Moving from prototype to scale
There is an old adage in technology that prototype code always ends up in production. What might have started out as a nice proof-of-concept, eventually ends up serving real customers and accumulating technical debt. There are many reasons for this but the end result is that this code was rarely designed to scale, be secure, or be extensible. This code becomes the IT skeleton-in-the-closet, joked about and even used to shame.
While it is necessary to get to market quickly, often company leadership doesn’t always ensure the technology platform is what is actually necessary for customers and the company. Seems obvious, but because of the urgent need to start generating revenue, features are often added to the prototype code. Sometimes the company doesn’t realize that they are building on quicksand until much later – which of course makes it a more expensive and difficult problem to resolve.
Even worse, the prototype technology might have been created by the founders or purchased as part of a merger. This can lead to a reluctance to admit that the technology isn’t as good enough. What was a prototype years ago is suddenly an unsupported or insecure albatross hanging over the company.

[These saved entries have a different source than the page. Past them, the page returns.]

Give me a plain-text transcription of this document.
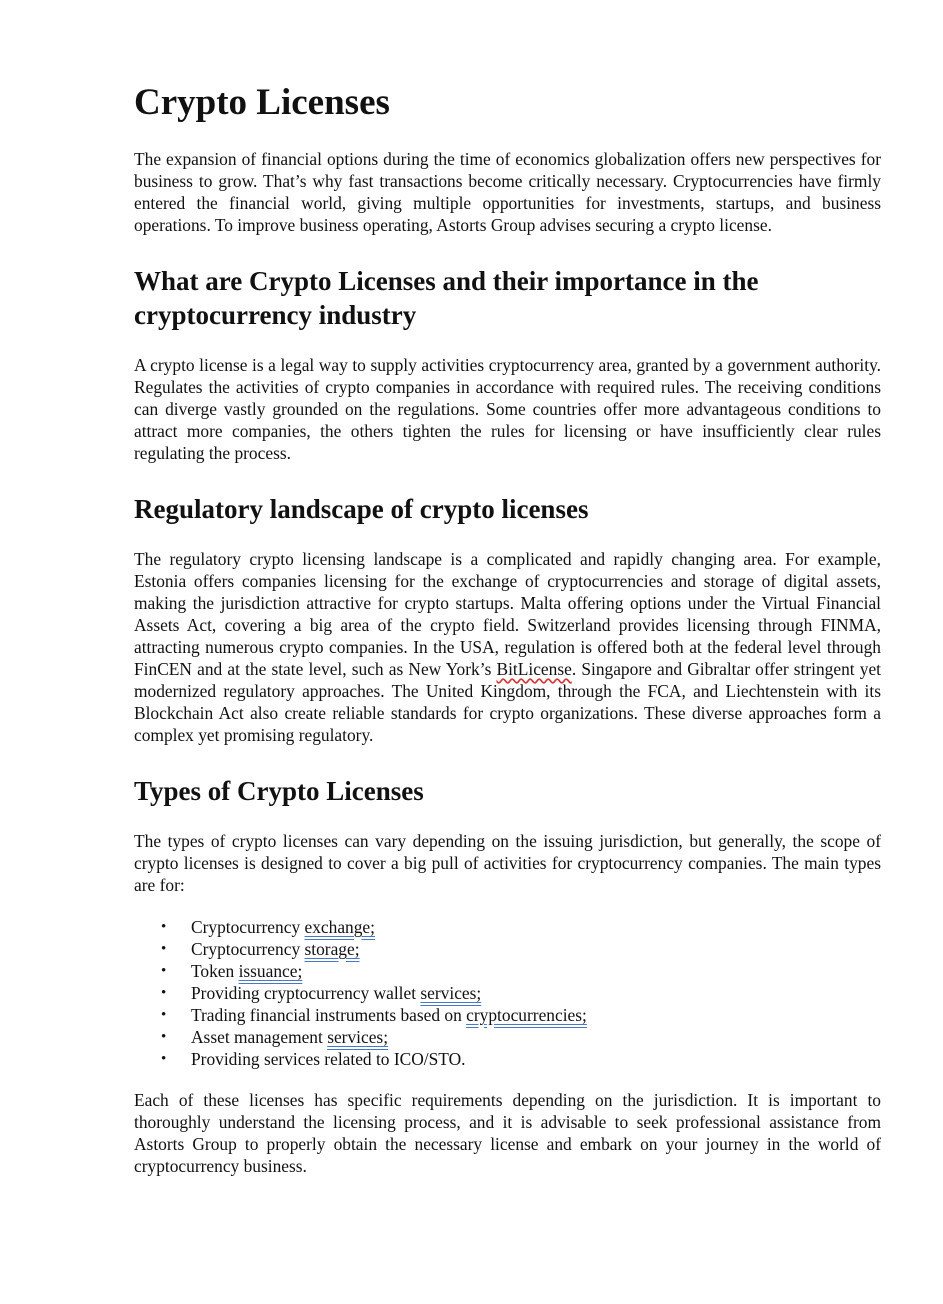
Crypto Licenses

The expansion of financial options during the time of economics globalization offers new perspectives for business to grow. That’s why fast transactions become critically necessary. Cryptocurrencies have firmly entered the financial world, giving multiple opportunities for investments, startups, and business operations. To improve business operating, Astorts Group advises securing a crypto license.

What are Crypto Licenses and their importance in the cryptocurrency industry

A crypto license is a legal way to supply activities cryptocurrency area, granted by a government authority. Regulates the activities of crypto companies in accordance with required rules. The receiving conditions can diverge vastly grounded on the regulations. Some countries offer more advantageous conditions to attract more companies, the others tighten the rules for licensing or have insufficiently clear rules regulating the process.

Regulatory landscape of crypto licenses

The regulatory crypto licensing landscape is a complicated and rapidly changing area. For example, Estonia offers companies licensing for the exchange of cryptocurrencies and storage of digital assets, making the jurisdiction attractive for crypto startups. Malta offering options under the Virtual Financial Assets Act, covering a big area of the crypto field. Switzerland provides licensing through FINMA, attracting numerous crypto companies. In the USA, regulation is offered both at the federal level through FinCEN and at the state level, such as New York’s BitLicense. Singapore and Gibraltar offer stringent yet modernized regulatory approaches. The United Kingdom, through the FCA, and Liechtenstein with its Blockchain Act also create reliable standards for crypto organizations. These diverse approaches form a complex yet promising regulatory.

Types of Crypto Licenses

The types of crypto licenses can vary depending on the issuing jurisdiction, but generally, the scope of crypto licenses is designed to cover a big pull of activities for cryptocurrency companies. The main types are for:

• Cryptocurrency exchange;
• Cryptocurrency storage;
• Token issuance;
• Providing cryptocurrency wallet services;
• Trading financial instruments based on cryptocurrencies;
• Asset management services;
• Providing services related to ICO/STO.

Each of these licenses has specific requirements depending on the jurisdiction. It is important to thoroughly understand the licensing process, and it is advisable to seek professional assistance from Astorts Group to properly obtain the necessary license and embark on your journey in the world of cryptocurrency business.
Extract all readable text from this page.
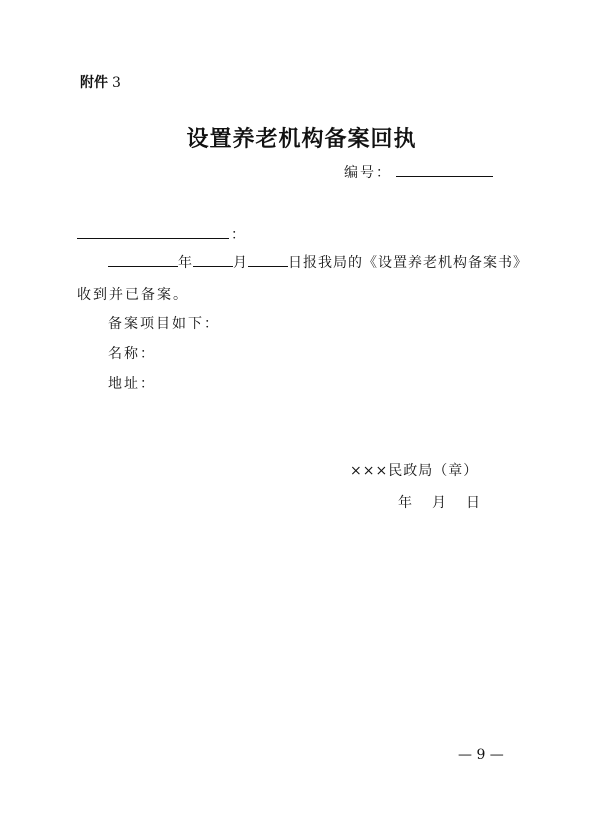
附件 3
设置养老机构备案回执
编号：
：
年	月	日报我局的《设置养老机构备案书》
收到并已备案。
备案项目如下：
名称：
地址：
×××民政局（章）
年 月 日
— 9 —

At 4DA we built a prototype stack consisting of a Spring Boot API backend and a Flutter mobile app. Using this prototype we were able to demonstrate our idea, and generate interest in our Scriptio product. Using the technology we were comfortable with or able to hire out to contractors, we used that rather than slides or a pitch deck because the concept can be difficult to explain with just words.
What is scale?
A major benefit to our approach is that our API and app could adjust to requests. Because what we are doing has never been done, we had made quite a few assumptions. A prototype helped us to evaluate those assumptions and the design evolved with customer questions and expectations. These evolutions helped the technology team understand what features and functionality were needed. Features like HIPAA could be ignored in a prototype, but it helped define how to address it in a production platform.
When we started to build out the new platform, what we will call 1.0, we evaluated the prototype technology and offset it with what we thought the scale would be. It is very difficult to find the balance between ultimate scale and affordability. It is very temping to apply the latest design patterns and buzzwords and incur massive hosting fees. For example, should a platform start with a messaging bus, or be built in a way that it can be added if deemed necessary? What about AWS vs Azure vs GCP – which one will provide the functionality and cost you can be affordable AND productive?
Calculating scale is comparable to Total Addressable Market – very difficult to determine how many people are in your market and will use your services. If you calculate this wrong, you could end up with a dozen services running dozens of instances when really all you need is a single application (aka monolith). But if you underestimate, and the product takes off you could have serious architecture liabilities that are catastrophic to your customers – nobody in health care wants to have their data unavailable.